From these findings, the authors identify three primary limitations of contemporary LVLMs in CAPTCHA solving: (i) insufficient multi‑scale visual processing to handle fine‑grained distortions, (ii) weak chain‑of‑thought reasoning and memory management for multi‑step tasks, and (iii) the absence of real‑time interaction capabilities needed for action‑based challenges. The paper argues that these shortcomings expose a gap between the impressive language‑centric abilities of LVLMs and the practical visual‑reasoning demands of security‑critical applications.
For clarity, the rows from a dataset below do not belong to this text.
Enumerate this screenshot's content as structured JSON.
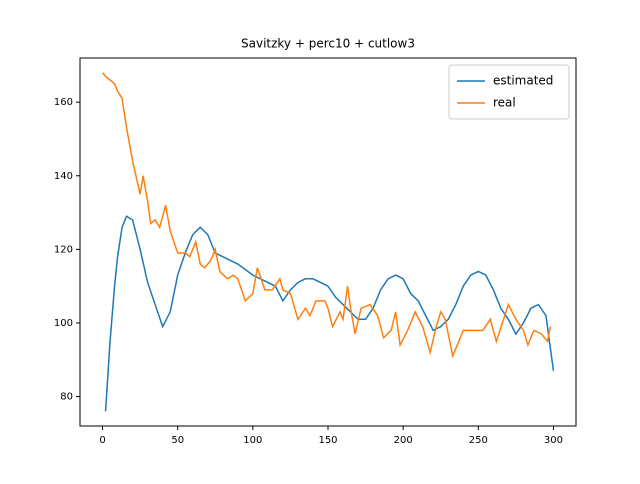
{
  "chart_data": {
    "type": "line",
    "title": "Savitzky + perc10 + cutlow3",
    "xlim": [
      -15,
      315
    ],
    "ylim": [
      72,
      172
    ],
    "xticks": [
      0,
      50,
      100,
      150,
      200,
      250,
      300
    ],
    "yticks": [
      80,
      100,
      120,
      140,
      160
    ],
    "grid": false,
    "legend": "upper right",
    "series": [
      {
        "name": "estimated",
        "color": "#1f77b4",
        "x": [
          2,
          5,
          8,
          10,
          13,
          16,
          20,
          25,
          30,
          35,
          40,
          45,
          50,
          55,
          60,
          65,
          70,
          75,
          80,
          85,
          90,
          100,
          110,
          115,
          120,
          125,
          130,
          135,
          140,
          145,
          150,
          155,
          160,
          165,
          170,
          175,
          180,
          185,
          190,
          195,
          200,
          205,
          210,
          215,
          220,
          225,
          230,
          235,
          240,
          245,
          250,
          255,
          260,
          265,
          270,
          275,
          280,
          285,
          290,
          295,
          300
        ],
        "values": [
          76,
          95,
          110,
          118,
          126,
          129,
          128,
          120,
          111,
          105,
          99,
          103,
          113,
          119,
          124,
          126,
          124,
          119,
          118,
          117,
          116,
          113,
          111,
          110,
          106,
          109,
          111,
          112,
          112,
          111,
          110,
          107,
          105,
          103,
          101,
          101,
          104,
          109,
          112,
          113,
          112,
          108,
          106,
          102,
          98,
          99,
          101,
          105,
          110,
          113,
          114,
          113,
          109,
          104,
          101,
          97,
          100,
          104,
          105,
          102,
          87
        ]
      },
      {
        "name": "real",
        "color": "#ff7f0e",
        "x": [
          0,
          2,
          5,
          8,
          10,
          13,
          16,
          20,
          25,
          27,
          30,
          32,
          35,
          38,
          42,
          45,
          50,
          55,
          58,
          62,
          65,
          68,
          72,
          75,
          78,
          83,
          87,
          90,
          95,
          100,
          103,
          108,
          113,
          118,
          120,
          125,
          130,
          135,
          138,
          142,
          148,
          150,
          153,
          158,
          160,
          163,
          165,
          168,
          172,
          178,
          183,
          187,
          192,
          195,
          198,
          203,
          208,
          213,
          218,
          222,
          225,
          228,
          233,
          236,
          240,
          245,
          250,
          253,
          258,
          262,
          266,
          270,
          275,
          280,
          283,
          287,
          292,
          296,
          298
        ],
        "values": [
          168,
          167,
          166,
          165,
          163,
          161,
          153,
          144,
          135,
          140,
          133,
          127,
          128,
          126,
          132,
          125,
          119,
          119,
          118,
          122,
          116,
          115,
          117,
          120,
          114,
          112,
          113,
          112,
          106,
          108,
          115,
          109,
          109,
          112,
          109,
          108,
          101,
          104,
          102,
          106,
          106,
          104,
          99,
          103,
          101,
          110,
          104,
          97,
          104,
          105,
          102,
          96,
          98,
          103,
          94,
          98,
          103,
          99,
          92,
          99,
          103,
          101,
          91,
          94,
          98,
          98,
          98,
          98,
          101,
          95,
          100,
          105,
          101,
          98,
          94,
          98,
          97,
          95,
          99
        ]
      }
    ]
  }
}
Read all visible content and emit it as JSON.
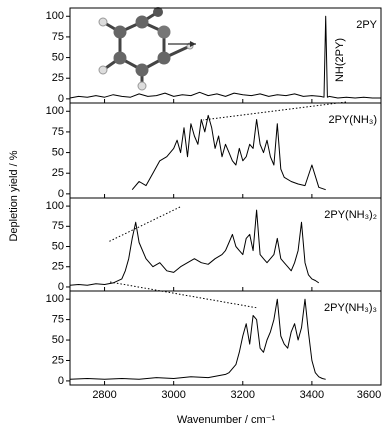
{
  "chart_data": [
    {
      "type": "line",
      "label": "2PY",
      "annotation": "NH(2PY)",
      "y_label": "Depletion yield / %",
      "color": "#000000",
      "ylim": [
        -5,
        110
      ],
      "yticks": [
        0,
        25,
        50,
        75,
        100
      ],
      "xlim": [
        2700,
        3600
      ],
      "x": [
        2700,
        2725,
        2750,
        2775,
        2800,
        2825,
        2850,
        2875,
        2900,
        2925,
        2950,
        2975,
        3000,
        3025,
        3050,
        3075,
        3100,
        3125,
        3150,
        3175,
        3200,
        3225,
        3250,
        3275,
        3300,
        3325,
        3350,
        3375,
        3400,
        3425,
        3435,
        3440,
        3445,
        3450,
        3475,
        3500,
        3525,
        3550,
        3575,
        3600
      ],
      "values": [
        1,
        3,
        2,
        4,
        2,
        5,
        3,
        2,
        6,
        3,
        4,
        7,
        3,
        5,
        4,
        8,
        4,
        6,
        3,
        7,
        5,
        4,
        6,
        3,
        5,
        4,
        6,
        3,
        4,
        3,
        2,
        100,
        2,
        3,
        1,
        2,
        1,
        2,
        1,
        1
      ]
    },
    {
      "type": "line",
      "label": "2PY(NH₃)",
      "color": "#000000",
      "ylim": [
        -5,
        110
      ],
      "yticks": [
        0,
        25,
        50,
        75,
        100
      ],
      "xlim": [
        2700,
        3600
      ],
      "x": [
        2880,
        2900,
        2920,
        2940,
        2960,
        2980,
        3000,
        3010,
        3020,
        3030,
        3040,
        3050,
        3060,
        3070,
        3080,
        3090,
        3100,
        3110,
        3120,
        3130,
        3140,
        3150,
        3160,
        3170,
        3180,
        3190,
        3200,
        3210,
        3220,
        3230,
        3240,
        3250,
        3260,
        3270,
        3280,
        3290,
        3300,
        3310,
        3320,
        3340,
        3360,
        3380,
        3400,
        3420,
        3440
      ],
      "values": [
        5,
        15,
        10,
        25,
        40,
        45,
        55,
        65,
        50,
        80,
        45,
        85,
        70,
        60,
        90,
        75,
        95,
        80,
        55,
        70,
        45,
        60,
        50,
        40,
        35,
        55,
        40,
        45,
        60,
        55,
        90,
        60,
        50,
        65,
        45,
        35,
        85,
        30,
        20,
        15,
        12,
        10,
        35,
        8,
        5
      ]
    },
    {
      "type": "line",
      "label": "2PY(NH₃)₂",
      "color": "#000000",
      "ylim": [
        -5,
        110
      ],
      "yticks": [
        0,
        25,
        50,
        75,
        100
      ],
      "xlim": [
        2700,
        3600
      ],
      "x": [
        2700,
        2725,
        2750,
        2775,
        2800,
        2825,
        2850,
        2860,
        2870,
        2880,
        2890,
        2900,
        2920,
        2940,
        2960,
        2980,
        3000,
        3020,
        3040,
        3060,
        3080,
        3100,
        3120,
        3140,
        3150,
        3160,
        3170,
        3180,
        3190,
        3200,
        3210,
        3220,
        3230,
        3240,
        3250,
        3260,
        3270,
        3280,
        3290,
        3300,
        3310,
        3320,
        3330,
        3340,
        3350,
        3360,
        3370,
        3380,
        3390,
        3400,
        3410,
        3420
      ],
      "values": [
        2,
        3,
        2,
        4,
        3,
        5,
        10,
        20,
        35,
        60,
        80,
        55,
        35,
        25,
        30,
        20,
        18,
        25,
        30,
        35,
        30,
        28,
        35,
        40,
        45,
        55,
        65,
        50,
        45,
        40,
        60,
        65,
        45,
        95,
        40,
        35,
        30,
        35,
        40,
        60,
        35,
        30,
        25,
        20,
        30,
        45,
        80,
        30,
        15,
        10,
        8,
        5
      ]
    },
    {
      "type": "line",
      "label": "2PY(NH₃)₃",
      "color": "#000000",
      "x_label": "Wavenumber / cm⁻¹",
      "ylim": [
        -5,
        110
      ],
      "yticks": [
        0,
        25,
        50,
        75,
        100
      ],
      "xlim": [
        2700,
        3600
      ],
      "xticks": [
        2800,
        3000,
        3200,
        3400,
        3600
      ],
      "x": [
        2700,
        2750,
        2800,
        2850,
        2900,
        2950,
        3000,
        3050,
        3100,
        3150,
        3160,
        3170,
        3180,
        3190,
        3200,
        3210,
        3220,
        3230,
        3240,
        3250,
        3260,
        3270,
        3280,
        3290,
        3300,
        3310,
        3320,
        3330,
        3340,
        3350,
        3360,
        3370,
        3380,
        3390,
        3400,
        3410,
        3420,
        3430,
        3440
      ],
      "values": [
        2,
        3,
        2,
        3,
        2,
        4,
        3,
        5,
        4,
        8,
        10,
        15,
        20,
        35,
        55,
        70,
        45,
        80,
        75,
        40,
        35,
        50,
        60,
        75,
        100,
        55,
        45,
        40,
        60,
        70,
        50,
        65,
        100,
        60,
        25,
        10,
        5,
        3,
        2
      ]
    }
  ]
}
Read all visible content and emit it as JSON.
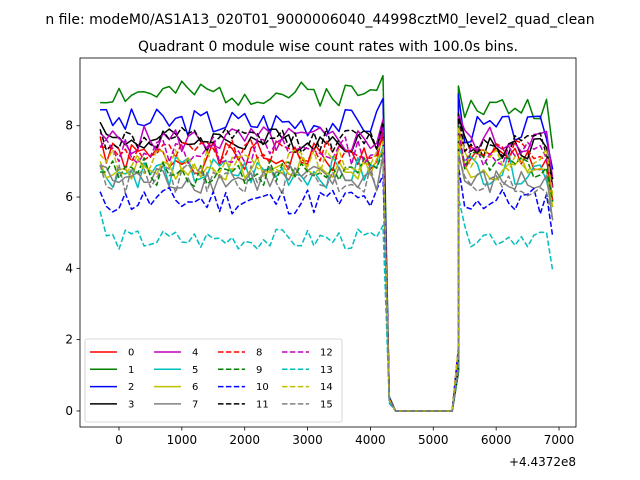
{
  "figure": {
    "suptitle": "n file: modeM0/AS1A13_020T01_9000006040_44998cztM0_level2_quad_clean",
    "x_offset_label": "+4.4372e8"
  },
  "chart_data": {
    "type": "line",
    "title": "Quadrant 0 module wise count rates with 100.0s bins.",
    "xlabel": "",
    "ylabel": "",
    "xlim": [
      -620,
      7270
    ],
    "ylim": [
      -0.45,
      9.9
    ],
    "xticks": [
      0,
      1000,
      2000,
      3000,
      4000,
      5000,
      6000,
      7000
    ],
    "yticks": [
      0,
      2,
      4,
      6,
      8
    ],
    "x_offset": 443720000,
    "grid": false,
    "legend_position": "lower-left",
    "legend_columns": 4,
    "x_segments": [
      {
        "start": -300,
        "end": 4200,
        "step": 100
      },
      {
        "start": 4300,
        "end": 4400,
        "step": 100
      },
      {
        "start": 4400,
        "end": 5300,
        "step": 900
      },
      {
        "start": 5400,
        "end": 6900,
        "step": 100
      }
    ],
    "gap_profile": [
      0.15,
      0,
      0,
      0.2
    ],
    "series": [
      {
        "name": "0",
        "color": "#ff0000",
        "dash": "solid",
        "seg1_mean": 7.1,
        "seg2_mean": 7.05,
        "seg1_start": 7.7,
        "amp": 0.45,
        "seed": 0
      },
      {
        "name": "1",
        "color": "#008000",
        "dash": "solid",
        "seg1_mean": 8.9,
        "seg2_mean": 8.5,
        "seg1_start": 8.65,
        "amp": 0.35,
        "seed": 1
      },
      {
        "name": "2",
        "color": "#0000ff",
        "dash": "solid",
        "seg1_mean": 8.1,
        "seg2_mean": 7.9,
        "seg1_start": 8.45,
        "amp": 0.4,
        "seed": 2
      },
      {
        "name": "3",
        "color": "#000000",
        "dash": "solid",
        "seg1_mean": 7.6,
        "seg2_mean": 7.4,
        "seg1_start": 8.1,
        "amp": 0.35,
        "seed": 3
      },
      {
        "name": "4",
        "color": "#bf00bf",
        "dash": "solid",
        "seg1_mean": 7.6,
        "seg2_mean": 7.6,
        "seg1_start": 7.8,
        "amp": 0.4,
        "seed": 4
      },
      {
        "name": "5",
        "color": "#00bfbf",
        "dash": "solid",
        "seg1_mean": 6.7,
        "seg2_mean": 6.8,
        "seg1_start": 6.9,
        "amp": 0.45,
        "seed": 5
      },
      {
        "name": "6",
        "color": "#bfbf00",
        "dash": "solid",
        "seg1_mean": 6.8,
        "seg2_mean": 6.8,
        "seg1_start": 7.0,
        "amp": 0.35,
        "seed": 6
      },
      {
        "name": "7",
        "color": "#808080",
        "dash": "solid",
        "seg1_mean": 6.5,
        "seg2_mean": 6.4,
        "seg1_start": 6.9,
        "amp": 0.4,
        "seed": 7
      },
      {
        "name": "8",
        "color": "#ff0000",
        "dash": "dashed",
        "seg1_mean": 7.25,
        "seg2_mean": 7.3,
        "seg1_start": 7.4,
        "amp": 0.35,
        "seed": 8
      },
      {
        "name": "9",
        "color": "#008000",
        "dash": "dashed",
        "seg1_mean": 6.7,
        "seg2_mean": 6.9,
        "seg1_start": 6.7,
        "amp": 0.4,
        "seed": 9
      },
      {
        "name": "10",
        "color": "#0000ff",
        "dash": "dashed",
        "seg1_mean": 5.9,
        "seg2_mean": 5.9,
        "seg1_start": 6.15,
        "amp": 0.4,
        "seed": 10
      },
      {
        "name": "11",
        "color": "#000000",
        "dash": "dashed",
        "seg1_mean": 7.6,
        "seg2_mean": 7.5,
        "seg1_start": 7.9,
        "amp": 0.35,
        "seed": 11
      },
      {
        "name": "12",
        "color": "#bf00bf",
        "dash": "dashed",
        "seg1_mean": 7.3,
        "seg2_mean": 7.2,
        "seg1_start": 7.4,
        "amp": 0.4,
        "seed": 12
      },
      {
        "name": "13",
        "color": "#00bfbf",
        "dash": "dashed",
        "seg1_mean": 4.8,
        "seg2_mean": 4.9,
        "seg1_start": 5.6,
        "amp": 0.3,
        "seed": 13
      },
      {
        "name": "14",
        "color": "#bfbf00",
        "dash": "dashed",
        "seg1_mean": 7.0,
        "seg2_mean": 7.0,
        "seg1_start": 7.2,
        "amp": 0.35,
        "seed": 14
      },
      {
        "name": "15",
        "color": "#808080",
        "dash": "dashed",
        "seg1_mean": 6.5,
        "seg2_mean": 6.3,
        "seg1_start": 6.9,
        "amp": 0.45,
        "seed": 15
      }
    ]
  }
}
Looking forward, the authors propose several research directions. On the data side, they suggest expanding CAPTURE to include multilingual and region‑specific CAPTCHAs, as well as developing semi‑automated verification tools to streamline future annotation. Model‑wise, they advocate for architectures that combine high‑resolution vision backbones, dedicated decoding heads for fine detail, and explicit chain‑of‑thought prompting to enable stepwise reasoning. Moreover, integrating a vision‑action loop—potentially via reinforcement‑learning or interactive simulation environments—could empower LVLMs to tackle action‑based CAPTCHAs. The authors release the full dataset, evaluation scripts, and baseline results publicly, inviting the community to use CAPTURE as a standardized testbed for advancing LVLM robustness in security‑oriented visual tasks.